Abstract PO2-05-09: Beyond endocrine resistance: estrogen receptor (ESR1) activating mutations mediate chemotherapy resistance through the JNK/c-Jun MDR1 pathway in breast cancer

Abstract Purpose: All patients with metastatic breast cancer (MBC) expressing estrogen receptor-α (ESR1) will eventually develop resistance to endocrine therapies. In up to 40% of patients, this resistance is caused by activating mutations in the ligand-binding domain (LBD) of ESR1. Accumulating clinical evidence indicate adverse outcomes for these patients, beyond that expected by resistance to endocrine therapy.

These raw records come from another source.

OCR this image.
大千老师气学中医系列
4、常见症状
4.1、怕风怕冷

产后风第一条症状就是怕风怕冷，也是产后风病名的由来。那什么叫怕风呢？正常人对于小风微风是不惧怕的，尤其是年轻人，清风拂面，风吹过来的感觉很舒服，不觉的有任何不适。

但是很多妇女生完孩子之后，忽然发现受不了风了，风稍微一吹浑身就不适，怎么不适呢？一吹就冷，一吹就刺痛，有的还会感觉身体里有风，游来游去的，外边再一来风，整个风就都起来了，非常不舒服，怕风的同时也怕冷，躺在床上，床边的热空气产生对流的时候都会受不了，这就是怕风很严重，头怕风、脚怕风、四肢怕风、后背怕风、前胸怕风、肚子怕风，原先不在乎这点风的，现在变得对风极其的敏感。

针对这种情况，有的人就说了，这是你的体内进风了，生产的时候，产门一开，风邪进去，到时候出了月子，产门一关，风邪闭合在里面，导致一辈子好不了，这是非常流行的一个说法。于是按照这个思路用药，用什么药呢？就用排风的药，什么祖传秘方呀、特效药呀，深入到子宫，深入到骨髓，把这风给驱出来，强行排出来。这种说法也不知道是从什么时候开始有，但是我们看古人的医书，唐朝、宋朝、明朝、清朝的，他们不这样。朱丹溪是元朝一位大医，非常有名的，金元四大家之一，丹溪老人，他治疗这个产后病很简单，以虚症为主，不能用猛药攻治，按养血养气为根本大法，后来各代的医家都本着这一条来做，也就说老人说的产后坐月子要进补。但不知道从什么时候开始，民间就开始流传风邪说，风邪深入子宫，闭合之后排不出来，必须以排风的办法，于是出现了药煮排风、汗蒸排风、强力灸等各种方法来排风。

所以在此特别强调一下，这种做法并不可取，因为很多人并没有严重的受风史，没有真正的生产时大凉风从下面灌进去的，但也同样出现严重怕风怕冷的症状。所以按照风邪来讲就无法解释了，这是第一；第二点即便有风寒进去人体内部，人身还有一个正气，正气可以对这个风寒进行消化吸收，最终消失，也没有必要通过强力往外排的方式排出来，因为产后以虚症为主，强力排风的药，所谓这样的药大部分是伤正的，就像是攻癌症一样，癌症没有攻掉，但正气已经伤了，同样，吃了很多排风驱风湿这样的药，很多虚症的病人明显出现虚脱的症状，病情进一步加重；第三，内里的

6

We hypothesized that ESR1 mutations may also confer resistance to chemotherapy. Experimental Design: MCF-7 cells harboring Y537S and D538G ESR1 mutations (mut-ER) were employed to study response to chemotherapy using viability and apoptotic assay in vitro, and tumor growth in vivo. JNK/c-Jun/MDR1 pathway was studied using qRT-PCR, western-blot, gene-reporter and ChIP assays. MDR1 expression was analyzed in clinical samples using IHC. Results: Cell harboring ESR1 mutations displayed relative chemoresistance, evidenced by higher viability and reduced apoptosis as well as resistance to paclitaxel in vivo. To elucidate the underlying mechanism, MDR1 expression was examined and elevated levels were observed in mut-ER cells, and in clinical BC samples. MDR1 is regulated by the JNK/cJun pathway, and indeed, we detected higher JNK/cJun expression and activity in mut-ER cells, as well as increased occupancy of c-Jun in MDR1 promoter. Importantly, JNK inhibition decreased MDR1 expression, particularly of D538G-cells, and reduced viability in response to chemotherapy. Conclusions: Taken together, these data indicate that ESR1 mutations confer chemoresistance in BC through activation of the JNK/MDR1 axis. Targeting this pathway may restore sensitivity to chemotherapy and serve as a novel treatment strategy for MBC patients carrying ESR1 mutations. Citation Format: Marwa Taya, Keren Merenbakh-Lamin, Asia Zubkov, Zohar Honig, Ori Mayer, Noam Shomron, Wolf Ido, Tami Rubinek. Beyond endocrine resistance: estrogen receptor (ESR1) activating mutations mediate chemotherapy resistance through the JNK/c-Jun MDR1 pathway in breast cancer [abstract]. In: Proceedings of the 2023 San Antonio Breast Cancer Symposium; 2023 Dec 5-9; San Antonio, TX. Philadelphia (PA): AACR; Cancer Res 2024;84(9 Suppl):Abstract nr PO2-05-09.